Braun joined the SPD at an early age and became one of the leaders of the German feminist movement. Within the party, she belonged to the revisionist opposition within the SPD, which did not believe in the theories of historical materialism, but aimed for a gradual change in society, rather than a socialist revolution. Her attempts to mediate between proletarian and bourgeois feminist circles and proposals on reconciliation of family and working life were highly criticized. Her answers to the woman question were rejected by socialist authors like Clara Zetkin, while middle-class circles considered her ideas too radical.

Like her fellow political activist Helene Stöcker, Braun was strongly influenced by Friedrich Nietzsche; she and her husband wanted the SPD to focus on the development of personality and individuality. They believed women should have their own personality and should not have to be regarded only as (future) mothers and wives. Braun wanted economic freedom for women and advocated new types of personal relations up to the abolition of legal marriage.
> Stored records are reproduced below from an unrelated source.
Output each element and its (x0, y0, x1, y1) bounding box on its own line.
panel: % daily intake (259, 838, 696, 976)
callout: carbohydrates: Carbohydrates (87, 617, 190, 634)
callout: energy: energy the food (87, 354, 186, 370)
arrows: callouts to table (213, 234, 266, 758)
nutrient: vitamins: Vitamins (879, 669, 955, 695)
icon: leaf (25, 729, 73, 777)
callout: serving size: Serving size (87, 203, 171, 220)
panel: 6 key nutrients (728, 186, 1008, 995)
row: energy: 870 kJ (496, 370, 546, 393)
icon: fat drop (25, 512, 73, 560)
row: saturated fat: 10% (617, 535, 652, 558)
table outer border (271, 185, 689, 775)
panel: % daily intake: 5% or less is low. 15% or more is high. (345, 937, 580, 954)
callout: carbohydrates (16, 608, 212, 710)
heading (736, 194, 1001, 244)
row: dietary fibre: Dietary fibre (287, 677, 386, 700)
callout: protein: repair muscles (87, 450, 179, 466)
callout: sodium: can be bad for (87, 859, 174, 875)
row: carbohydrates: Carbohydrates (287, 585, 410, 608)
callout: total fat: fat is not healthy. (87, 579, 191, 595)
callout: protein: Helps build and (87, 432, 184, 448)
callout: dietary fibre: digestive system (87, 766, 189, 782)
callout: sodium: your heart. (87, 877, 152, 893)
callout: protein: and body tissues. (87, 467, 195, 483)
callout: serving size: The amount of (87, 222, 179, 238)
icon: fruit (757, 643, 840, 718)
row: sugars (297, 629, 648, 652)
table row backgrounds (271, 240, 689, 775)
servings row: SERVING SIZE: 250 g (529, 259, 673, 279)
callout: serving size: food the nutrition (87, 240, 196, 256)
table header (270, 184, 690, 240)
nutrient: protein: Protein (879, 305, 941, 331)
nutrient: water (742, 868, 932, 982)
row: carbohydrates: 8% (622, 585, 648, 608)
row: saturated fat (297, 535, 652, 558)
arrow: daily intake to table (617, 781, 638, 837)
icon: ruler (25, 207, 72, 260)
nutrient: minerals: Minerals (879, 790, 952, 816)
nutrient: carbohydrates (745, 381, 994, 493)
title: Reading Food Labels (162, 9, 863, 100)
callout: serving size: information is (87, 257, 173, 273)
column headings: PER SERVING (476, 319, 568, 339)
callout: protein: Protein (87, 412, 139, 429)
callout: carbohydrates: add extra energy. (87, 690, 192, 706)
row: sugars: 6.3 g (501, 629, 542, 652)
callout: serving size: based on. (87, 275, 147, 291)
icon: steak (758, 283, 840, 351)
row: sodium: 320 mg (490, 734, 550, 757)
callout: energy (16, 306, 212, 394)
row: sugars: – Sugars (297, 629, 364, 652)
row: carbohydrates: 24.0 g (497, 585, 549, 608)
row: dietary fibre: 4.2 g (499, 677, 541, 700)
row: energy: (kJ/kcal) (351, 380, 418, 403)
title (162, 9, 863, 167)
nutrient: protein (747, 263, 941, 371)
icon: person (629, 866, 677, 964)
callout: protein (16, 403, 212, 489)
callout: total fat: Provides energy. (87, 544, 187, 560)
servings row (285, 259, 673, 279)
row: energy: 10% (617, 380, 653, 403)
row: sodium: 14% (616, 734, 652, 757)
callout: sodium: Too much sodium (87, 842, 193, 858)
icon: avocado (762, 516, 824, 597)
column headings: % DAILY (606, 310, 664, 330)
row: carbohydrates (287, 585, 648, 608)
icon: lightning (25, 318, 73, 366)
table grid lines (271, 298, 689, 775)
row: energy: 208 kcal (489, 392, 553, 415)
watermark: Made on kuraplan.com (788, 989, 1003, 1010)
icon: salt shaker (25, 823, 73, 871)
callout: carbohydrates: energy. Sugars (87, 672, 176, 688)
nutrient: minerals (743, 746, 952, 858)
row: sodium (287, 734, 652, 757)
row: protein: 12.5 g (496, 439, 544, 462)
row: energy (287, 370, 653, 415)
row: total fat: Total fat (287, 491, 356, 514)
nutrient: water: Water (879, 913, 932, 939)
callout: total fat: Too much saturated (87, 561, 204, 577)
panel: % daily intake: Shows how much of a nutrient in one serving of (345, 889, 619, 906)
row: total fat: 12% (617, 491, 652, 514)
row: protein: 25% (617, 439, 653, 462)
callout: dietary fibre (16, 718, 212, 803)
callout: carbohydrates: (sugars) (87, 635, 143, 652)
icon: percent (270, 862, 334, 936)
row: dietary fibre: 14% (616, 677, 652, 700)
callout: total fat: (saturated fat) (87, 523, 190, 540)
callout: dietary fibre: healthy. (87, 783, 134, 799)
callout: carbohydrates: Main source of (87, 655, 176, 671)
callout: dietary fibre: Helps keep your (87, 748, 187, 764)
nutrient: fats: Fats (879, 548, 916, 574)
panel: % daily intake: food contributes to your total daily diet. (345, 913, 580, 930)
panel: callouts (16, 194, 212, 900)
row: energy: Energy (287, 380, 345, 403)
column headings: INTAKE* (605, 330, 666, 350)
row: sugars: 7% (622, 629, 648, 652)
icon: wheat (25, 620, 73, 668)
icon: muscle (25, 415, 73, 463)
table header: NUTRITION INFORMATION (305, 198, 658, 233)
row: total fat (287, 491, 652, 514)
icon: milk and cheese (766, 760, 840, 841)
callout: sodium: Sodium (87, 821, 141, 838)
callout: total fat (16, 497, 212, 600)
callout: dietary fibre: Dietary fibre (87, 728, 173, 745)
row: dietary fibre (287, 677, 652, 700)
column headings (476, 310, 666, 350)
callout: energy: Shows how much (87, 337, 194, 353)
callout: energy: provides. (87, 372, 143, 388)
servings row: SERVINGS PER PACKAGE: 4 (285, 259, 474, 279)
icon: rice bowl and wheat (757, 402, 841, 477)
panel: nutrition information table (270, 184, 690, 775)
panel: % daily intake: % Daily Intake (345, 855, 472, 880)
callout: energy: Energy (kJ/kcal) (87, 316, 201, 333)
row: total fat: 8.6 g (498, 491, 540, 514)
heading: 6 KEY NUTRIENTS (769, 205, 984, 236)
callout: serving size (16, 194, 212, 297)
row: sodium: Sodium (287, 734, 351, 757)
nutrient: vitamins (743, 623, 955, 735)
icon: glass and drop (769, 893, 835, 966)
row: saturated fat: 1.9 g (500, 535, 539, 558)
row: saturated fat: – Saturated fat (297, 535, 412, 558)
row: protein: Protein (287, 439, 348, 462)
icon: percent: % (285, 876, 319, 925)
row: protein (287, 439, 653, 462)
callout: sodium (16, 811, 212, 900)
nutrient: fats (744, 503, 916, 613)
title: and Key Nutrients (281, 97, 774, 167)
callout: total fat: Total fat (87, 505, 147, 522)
Deeply concerned about the fate of her son, Braun died in Zehlendorf (today part of Berlin) from the consequences of a stroke at the age of 51, in the midst of World War I. After her death, her second husband Heinrich Braun married Julie Braun-Vogelstein, who was also the editor of Lily Braun's Collected Works.

== Works ==
- Die Frauenfrage: Ihre geschichtliche Entwicklung und ihre wirtschaftliche Seite (The Women's Question: historical development and economic aspect) (1901)
- Wahrheit oder Legende: Ein Wort zu den Kriegsbriefen des Generals von Kretschman (Truth or Legend: A word on the war letters of General von Kretschmar)
- Die Mutterschaftsversicherung: Ein Beitrag zur Frage der Fürsorge für Schwangere und Wöchnerinnen (Maternity Insurance: an article on the question of care for pregnant women and those in childbed)
- Die Frauen und die Politik (Women and politics)
- Memoiren einer Sozialistin - Lehrjahre (Memoirs of a Woman Socialist - Apprenticeship years) (Novel)
- Memoiren einer Sozialistin - Kampfjahre (Memoirs of a Woman Socialist – Years of struggle) (Novel)
- Mutterschaft: Ein Sammelwerk für die Probleme des Weibes als Mutter (Motherhood: A collection of works on the problems of women as mothers)
- Die Liebesbriefe der Marquise (The Marchioness's Loveletters)
- Die Frauen und der Krieg (Women and the War)
- Im Schatten der Titanen: Erinnerungen an Baronin Jenny von Gustedt (In the Shadow of the Titans: Recollections of Baroness Jenny von Gustedt) (1908) - a biography of Braun's grandmother; the "Titans" of the title were Napoleon Bonaparte, who was von Gustedt's uncle, and Goethe, with whom she came in contact in her Weimar childhood.